Lo Stato, però, si impegnerà a "restituire" a chi paga con mezzi elettronici una parte dell'imposta sottoforma di credito da scomputare dall'Irpef nella successiva dichiarazione dei redditi (come detto, aliquote differenziate non sono pensabili).
Va da sé che - soprattutto per quanto attiene il settore turistico - l'Iva "in più" pagata da consumatori non italiani resterà nelle casse dello Stato. Ma questo è il meno. La questione vera, la "ciccia", è tutta un'altra.
Riflettete un attimo: è impensabile che - per recuperare il credito di imposta nel proprio 730, le persone tengano migliaia di scontrini da parte per un anno e mezzo e - per chi non va al CAF - si facciano pure i conti del rimborso cui hanno diritto, magari distinguendo anche per aliquota Iva. Soluzione: si renderanno "parlanti" tutti gli scontrini, e il conto lo farà direttamente l'Agenzia, tramite certificazione spiattellata calda calda nel cassetto fiscale di ognuno.
Primo obiettivo raggiunto: con la scusa di rendere al cittadino una parte dell'Iva (sono facile profeta a prevedere che il credito di imposta corrisponderà a una quota parte della percentuale di incremento delle aliquote attuali) l'Agenzia delle Entrate avrà la mappa completa degli acquisti di ciascuno, sia in termini di valore degli stessi, sia in termini di composizione merceologica.
Una miniera di dati per chiunque voglia costruire un più efficiente ed affidabile redditometro (oltre che per chiunque... ecc.). Gli accertamenti sintetici nei confronti di dipendenti e pensionati diventeranno assai più comuni di quanto accade oggi, my two cents.
Ma non finisce mica (qui) il cielo.
Resta infatti inevaso un altro grave problema: la grancassa della propaganda ha già emanato la propria velina, secondo cui tutto questo sistema dovrebbe servire a reprimere - tramite limitazione del contante - l'evasione fiscale. Non a caso questa proposta si affianca all'altra, ugualmente illuminata, di tassare i prelievi di contante ai Bancomat.
Ora, fama traditur che, in Italia, i massimi evasori siano i muratori, gli idraulici, i professionisti in genere (e se non ci accorgiamo di quanto rubino è solo per la responsabilità fiscale dei colossi del web, che con le loro ingenti tasse versate dai quartier generali olandesi e irlandesi ripianano il buco), cioè quelle categorie che, più di tutte, si giovano del regime dei forfettari, di cui un punto cardine è proprio il mancato riaddebito dell'Iva in fattura. Ma senza riaddebito niente aliquote differenziate, e allora addio efficacia del sistema.

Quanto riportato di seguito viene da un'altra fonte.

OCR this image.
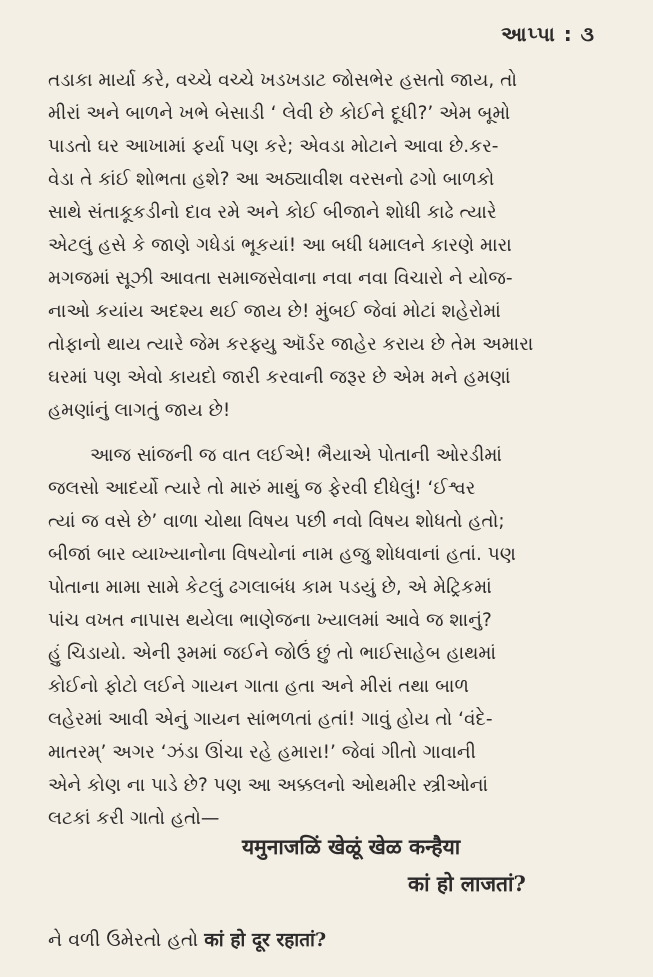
આપ્પા : ૩
તડાકા માર્યા કરે, વચ્ચે વચ્ચે ખડખડાટ જોસભેર હસતો જાય, તો
મીરાં અને બાળને ખભે બેસાડી ‘ લેવી છે કોઈને દૂધી?’ એમ બૂમો
પાડતો ઘર આખામાં ફર્યા પણ કરે; એવડા મોટાને આવા છે.કર-
વેડા તે કાંઈ શોભતા હશે? આ અઠ્યાવીશ વરસનો ઢગો બાળકો
સાથે સંતાકૂકડીનો દાવ રમે અને કોઈ બીજાને શોધી કાઢે ત્યારે
એટલું હસે કે જાણે ગધેડાં ભૂકયાં! આ બધી ધમાલને કારણે મારા
મગજમાં સૂઝી આવતા સમાજસેવાના નવા નવા વિચારો ને યોજ-
નાઓ કયાંય અદશ્ય થઈ જાય છે! મુંબઈ જેવાં મોટાં શહેરોમાં
તોફાનો થાય ત્યારે જેમ કરફ્યુ ઑર્ડર જાહેર કરાય છે તેમ અમારા
ઘરમાં પણ એવો કાયદો જારી કરવાની જરૂર છે એમ મને હમણાં
હમણાંનું લાગતું જાય છે!
આજ સાંજની જ વાત લઈએ! ભૈયાએ પોતાની ઓરડીમાં
જલસો આદર્યો ત્યારે તો મારું માથું જ ફેરવી દીધેલું! ‘ઈશ્વર
ત્યાં જ વસે છે’ વાળા ચોથા વિષય પછી નવો વિષય શોધતો હતો;
બીજાં બાર વ્યાખ્યાનોના વિષયોનાં નામ હજુ શોધવાનાં હતાં. પણ
પોતાના મામા સામે કેટલું ઢગલાબંધ કામ પડયું છે, એ મેટ્રિકમાં
પાંચ વખત નાપાસ થયેલા ભાણેજના ખ્યાલમાં આવે જ શાનું?
હું ચિડાયો. એની રૂમમાં જઈને જોઉં છું તો ભાઈસાહેબ હાથમાં
કોઈનો ફોટો લઈને ગાયન ગાતા હતા અને મીરાં તથા બાળ
લહેરમાં આવી એનું ગાયન સાંભળતાં હતાં! ગાવું હોય તો ‘વંદે-
માતરમ્’ અગર ‘ઝંડા ઊંચા રહે હમારા!’ જેવાં ગીતો ગાવાની
એને કોણ ના પાડે છે? પણ આ અક્કલનો ઓથમીર સ્ત્રીઓનાં
લટકાં કરી ગાતો હતો—
यमुनाजळिं खेळूं खेळ कन्हैया
कां हो लाजतां?
ને વળી ઉમેરતો હતો कां हो दूर रहातां?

Ecco allora profilarsi il secondo obiettivo: né più né meno l'abolizione a tendere del regime dei forfettari, perché inconciliabile col nuovo sistema di riaccredito dell'Iva in funzione di scoraggiamento dell'utilizzo del contante a fini di lotta all'evasione.
Sono lì da una settimana e già sbaraccano tutto. O forse no, sono lì da molto più tempo.
Ah, la prossima volta parliamo di merendine.


[1] Cfr. Dir. 2006/112/CE del Consiglio del 28 novembre 2006, Titolo VIII, Capo 2.
[2] Cfr. D. Lgs. 05/08/2015, n. 127, come mod. art. 1, cc. 909 ss., L. 27/12/2017, n. 205 (tutta la documentazione rilevante reperibile qui).